When you have a baby, you are desperately vulnerable. Your body is pretty much trashed there for a while, you are usually fat and you have a weird apronny bit where your tummy used to be, plus stretchmarks in most cases. Your whole world is completely upside down and who you are and where you belong in it has changed. You are exhausted because caring for a baby is a 24/7 deal - you can't call in sick, even if you want to die, and if the baby is crying at 3 am then you have to get up and see to them, even if they've been doing it on the hour every hour for the past 24. You NEED your baby's other parent to support you and engage with you and to feel that you can, actually, manage this monumental job of actually being totally responsible for another human life. You will never be more vulnerable, or more deserving of your husband's love and support. It's a tough time. A special time, in other ways one of the most joyous, but it is tough. So tough. And to deal with an affair then? My God.
A man who decides to fuck another woman in that time is a total fuckwitting arse. Beneath contempt, tbh. Diddums isn't the centre of his wife's world?
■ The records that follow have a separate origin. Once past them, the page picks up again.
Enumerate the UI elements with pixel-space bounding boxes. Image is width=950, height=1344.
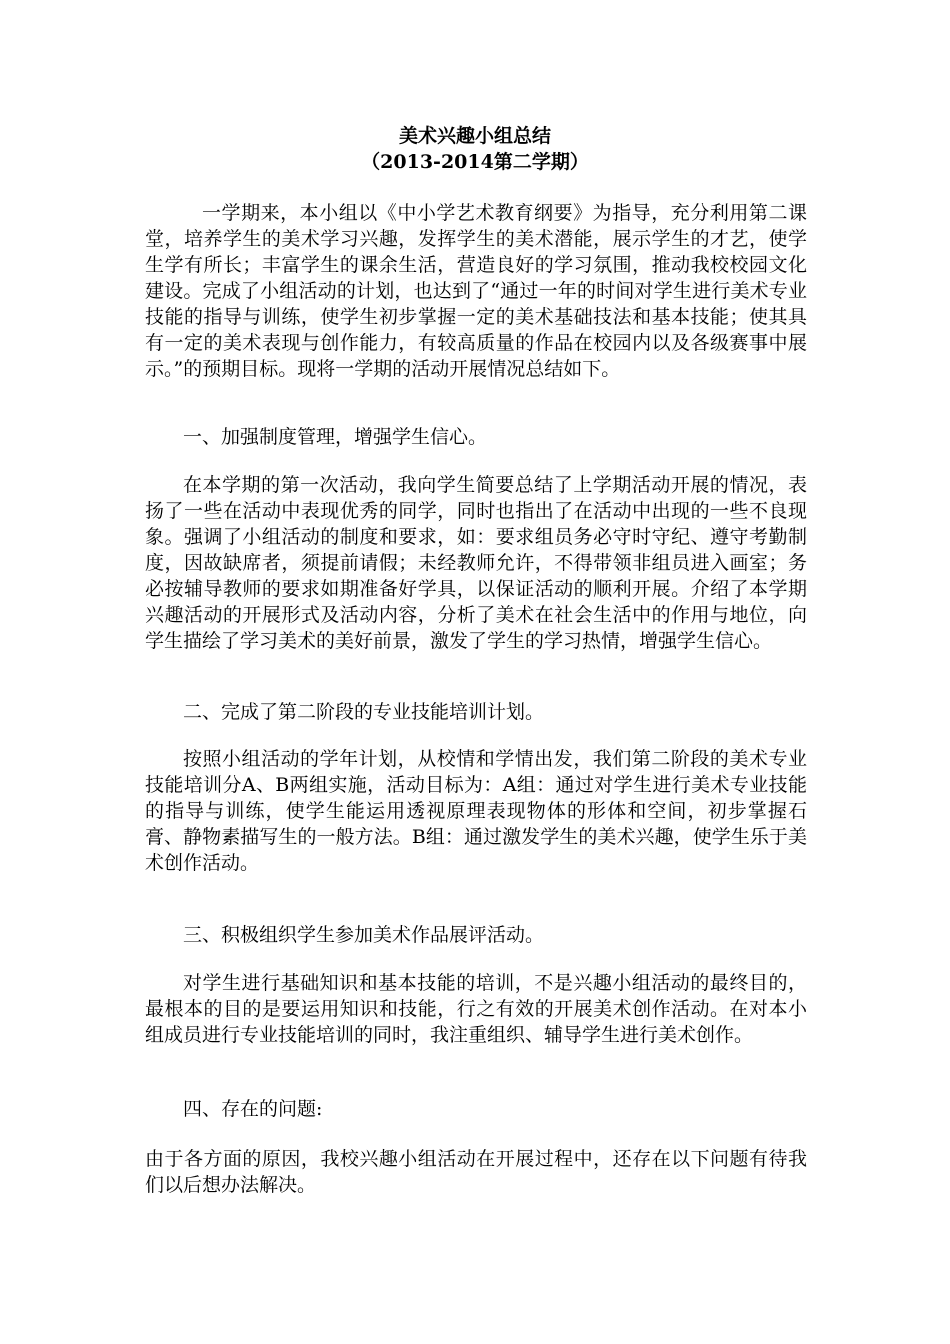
section-1-heading: 一、加强制度管理，增强学生信心。 [183,426,488,448]
intro-paragraph: 一学期来，本小组以《中小学艺术教育纲要》为指导，充分利用第二课堂，培养学生的美术学习兴趣，发挥学生的美术潜能，展示学生的才艺，使学生学有所长；丰富学生的课余生活，营造良好的学习氛围，推动我校校园文化建设。完成了小组活动的计划，也达到了“通过一年的时间对学生进行美术专业技能的指导与训练，使学生初步掌握一定的美术基础技法和基本技能；使其具有一定的美术表现与创作能力，有较高质量的作品在校园内以及各级赛事中展示。”的预期目标。现将一学期的活动开展情况总结如下。 [145,202,807,380]
section-3-body: 对学生进行基础知识和基本技能的培训，不是兴趣小组活动的最终目的，最根本的目的是要运用知识和技能，行之有效的开展美术创作活动。在对本小组成员进行专业技能培训的同时，我注重组织、辅导学生进行美术创作。 [145,972,807,1046]
section-2-heading: 二、完成了第二阶段的专业技能培训计划。 [183,701,545,723]
document-title: 美术兴趣小组总结 [398,125,551,147]
section-2-body: 按照小组活动的学年计划，从校情和学情出发，我们第二阶段的美术专业技能培训分A、B两组实施，活动目标为：A组：通过对学生进行美术专业技能的指导与训练，使学生能运用透视原理表现物体的形体和空间，初步掌握石膏、静物素描写生的一般方法。B组：通过激发学生的美术兴趣，使学生乐于美术创作活动。 [145,748,807,874]
section-1-body: 在本学期的第一次活动，我向学生简要总结了上学期活动开展的情况，表扬了一些在活动中表现优秀的同学，同时也指出了在活动中出现的一些不良现象。强调了小组活动的制度和要求，如：要求组员务必守时守纪、遵守考勤制度，因故缺席者，须提前请假；未经教师允许，不得带领非组员进入画室；务必按辅导教师的要求如期准备好学具，以保证活动的顺利开展。介绍了本学期兴趣活动的开展形式及活动内容，分析了美术在社会生活中的作用与地位，向学生描绘了学习美术的美好前景，激发了学生的学习热情，增强学生信心。 [145,474,807,652]
document-subtitle: （2013-2014第二学期） [361,151,589,173]
section-4-body: 由于各方面的原因，我校兴趣小组活动在开展过程中，还存在以下问题有待我们以后想办法解决。 [145,1148,807,1196]
section-3-heading: 三、积极组织学生参加美术作品展评活动。 [183,924,545,946]
section-4-heading: 四、存在的问题: [183,1098,323,1120]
Please. Grow the fuck up. A woman who decides to go with that... well. Not exactly overflowing with empathy, is she, to do that to someone. Never mind what the mess could do to that tiny new life. And it will also potentially mean irrevocable damage to the child, should the mother suffer emotionally, because babies gain their security from their mothers, and personally I don't know how much I would have been able to offer my son if my husband had cheated on me then.
You decided not to go with that. You decided the wife and his baby deserve better. Good for you. Please accept that YOU deserve better - this man is not a prize. Unless it's a prize loser.
My husband is a genuine grownup. Our marriage was definitely not in a good way after DS arrived, because I was exhausted and so was he and sleep deprivation makes saints of nobody, but he'd never have had an affair when I was that totally vulnerable. What kind of sociopath would?
Please don't do this. Please. I agree the primary responsibility is with the man who made the vows, but come on. You're an adult. You can't get involved with someone, knowing what that could do to two other people, and knowing how horrible an act it would be, and tell yourself you bear no share of the blame. If you do this, then yes, you are also culpable. Your friends need to grow the fuck up if they are saying anything else. This is a man willing to fuck a woman over as badly as it is possible to do it - why in the world would you decide to assist him?